I think I was particularly taken with Goldberg’s essay because I spent most of the end of February and early March traveling around the country trying to raise funding for the cause of engaging interfaith families in Jewish life. Two comments stuck with me and made me wonder whether attitudes are really changing. A genuinely welcoming Reform rabbi said that he did not officiate at weddings of interfaith couples because he favors Jews marrying other Jews and thinks that by officiating for interfaith couples he is communicating an inconsistent message. The executive director of a Jewish foundation said he wants his children to marry other Jews and is not sure that InterfaithFamily.com’s work is conducive to that — although he wants to welcome couples once intermarriage has happened. Lydia Kukoff, our new Board member, told me that these are the same things she heard forty years ago, when she was a founder of the effort to engage interfaith families in Jewish life.

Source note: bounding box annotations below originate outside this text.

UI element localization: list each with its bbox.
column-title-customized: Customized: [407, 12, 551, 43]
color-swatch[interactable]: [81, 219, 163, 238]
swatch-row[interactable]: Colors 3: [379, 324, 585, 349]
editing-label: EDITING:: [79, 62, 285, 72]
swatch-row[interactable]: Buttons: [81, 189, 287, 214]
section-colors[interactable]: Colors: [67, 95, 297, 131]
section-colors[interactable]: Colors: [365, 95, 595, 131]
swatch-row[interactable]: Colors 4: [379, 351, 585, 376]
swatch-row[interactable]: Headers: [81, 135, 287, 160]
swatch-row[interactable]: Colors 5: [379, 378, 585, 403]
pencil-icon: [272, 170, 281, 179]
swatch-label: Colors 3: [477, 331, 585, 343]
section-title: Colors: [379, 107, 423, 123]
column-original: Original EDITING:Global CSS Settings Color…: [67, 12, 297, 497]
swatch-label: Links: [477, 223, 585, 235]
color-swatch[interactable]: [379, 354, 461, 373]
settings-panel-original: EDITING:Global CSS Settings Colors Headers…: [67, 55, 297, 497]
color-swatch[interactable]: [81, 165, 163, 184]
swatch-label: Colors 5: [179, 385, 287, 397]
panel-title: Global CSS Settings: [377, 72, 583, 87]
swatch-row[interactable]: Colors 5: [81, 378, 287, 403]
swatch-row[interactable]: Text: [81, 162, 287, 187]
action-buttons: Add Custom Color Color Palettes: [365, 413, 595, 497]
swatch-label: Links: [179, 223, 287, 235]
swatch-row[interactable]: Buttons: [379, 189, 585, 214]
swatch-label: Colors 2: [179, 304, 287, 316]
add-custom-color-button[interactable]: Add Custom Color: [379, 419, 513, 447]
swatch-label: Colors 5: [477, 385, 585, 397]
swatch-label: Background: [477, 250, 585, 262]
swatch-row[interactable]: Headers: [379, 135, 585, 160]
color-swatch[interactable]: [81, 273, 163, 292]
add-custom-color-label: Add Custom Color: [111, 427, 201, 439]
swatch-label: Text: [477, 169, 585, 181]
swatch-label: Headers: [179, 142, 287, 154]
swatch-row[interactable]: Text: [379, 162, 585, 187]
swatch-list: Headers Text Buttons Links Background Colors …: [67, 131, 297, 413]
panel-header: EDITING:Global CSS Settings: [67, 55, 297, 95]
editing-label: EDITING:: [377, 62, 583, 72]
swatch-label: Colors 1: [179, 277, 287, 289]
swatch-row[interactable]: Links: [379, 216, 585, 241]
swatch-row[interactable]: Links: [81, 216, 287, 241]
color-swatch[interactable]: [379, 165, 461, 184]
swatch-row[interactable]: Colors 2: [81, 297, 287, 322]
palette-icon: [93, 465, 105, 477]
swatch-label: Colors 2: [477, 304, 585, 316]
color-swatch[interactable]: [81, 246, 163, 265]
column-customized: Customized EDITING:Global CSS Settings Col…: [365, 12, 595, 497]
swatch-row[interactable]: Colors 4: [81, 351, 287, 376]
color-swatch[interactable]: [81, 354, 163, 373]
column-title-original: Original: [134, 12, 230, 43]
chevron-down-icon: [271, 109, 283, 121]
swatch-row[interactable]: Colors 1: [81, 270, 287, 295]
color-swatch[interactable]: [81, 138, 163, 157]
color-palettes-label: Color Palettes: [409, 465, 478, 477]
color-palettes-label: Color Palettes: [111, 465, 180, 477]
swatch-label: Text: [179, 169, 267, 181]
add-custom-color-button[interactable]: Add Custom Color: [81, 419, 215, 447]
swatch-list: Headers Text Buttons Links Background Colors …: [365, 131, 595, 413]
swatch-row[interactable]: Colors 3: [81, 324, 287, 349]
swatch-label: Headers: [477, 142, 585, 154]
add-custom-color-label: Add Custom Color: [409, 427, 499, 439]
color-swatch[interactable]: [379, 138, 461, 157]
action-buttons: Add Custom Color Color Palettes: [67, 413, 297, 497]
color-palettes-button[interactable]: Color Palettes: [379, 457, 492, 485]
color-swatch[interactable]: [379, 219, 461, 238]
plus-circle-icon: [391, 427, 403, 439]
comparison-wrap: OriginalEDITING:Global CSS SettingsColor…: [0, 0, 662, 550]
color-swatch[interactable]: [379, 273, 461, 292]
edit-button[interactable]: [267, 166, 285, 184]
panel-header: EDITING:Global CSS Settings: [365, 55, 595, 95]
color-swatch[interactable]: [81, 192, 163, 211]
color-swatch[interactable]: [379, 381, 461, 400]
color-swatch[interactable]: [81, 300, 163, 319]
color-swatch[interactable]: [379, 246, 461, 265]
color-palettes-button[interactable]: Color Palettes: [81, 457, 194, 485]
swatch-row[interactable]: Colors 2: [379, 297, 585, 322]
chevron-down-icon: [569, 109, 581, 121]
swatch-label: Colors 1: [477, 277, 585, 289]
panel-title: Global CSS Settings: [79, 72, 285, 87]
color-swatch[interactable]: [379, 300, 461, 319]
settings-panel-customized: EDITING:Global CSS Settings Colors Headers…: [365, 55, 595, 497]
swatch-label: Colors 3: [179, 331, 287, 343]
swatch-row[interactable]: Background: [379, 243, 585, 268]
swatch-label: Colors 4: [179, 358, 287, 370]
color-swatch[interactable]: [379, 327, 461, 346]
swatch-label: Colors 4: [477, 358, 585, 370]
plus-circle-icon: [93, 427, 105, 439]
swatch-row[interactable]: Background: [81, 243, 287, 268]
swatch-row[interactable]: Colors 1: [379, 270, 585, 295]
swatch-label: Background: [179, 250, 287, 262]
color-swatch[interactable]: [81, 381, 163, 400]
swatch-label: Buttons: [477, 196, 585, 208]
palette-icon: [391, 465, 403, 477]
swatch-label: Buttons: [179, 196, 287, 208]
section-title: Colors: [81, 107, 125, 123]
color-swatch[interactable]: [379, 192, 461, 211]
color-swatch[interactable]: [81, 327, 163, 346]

It is heartening to me for a thought leader of J.J. Goldberg’s stature to say that it felt natural and necessary for a non-Jewish parent to be an integral part of the celebration of raising a Jewish child, to question “how many other parents don’t bring their children into the covenant because they think — correctly, all too often — they won’t be welcomed,” and to give praise (very well-deserved, in my opinion) to Rabbi David Schuck who “dared to open [his community’s] gates as few other rabbis have done.”
When more Jewish leaders recognize that Goldberg’s cousin’s family — with an unconverted non-Jewish parent participating in raising a Jewish child — is not sub-optimal, but instead is a positive Jewish outcome equal to any other — then we will have a truly “changing Judaism.” I hope Goldberg’s essay will help move us in that direction.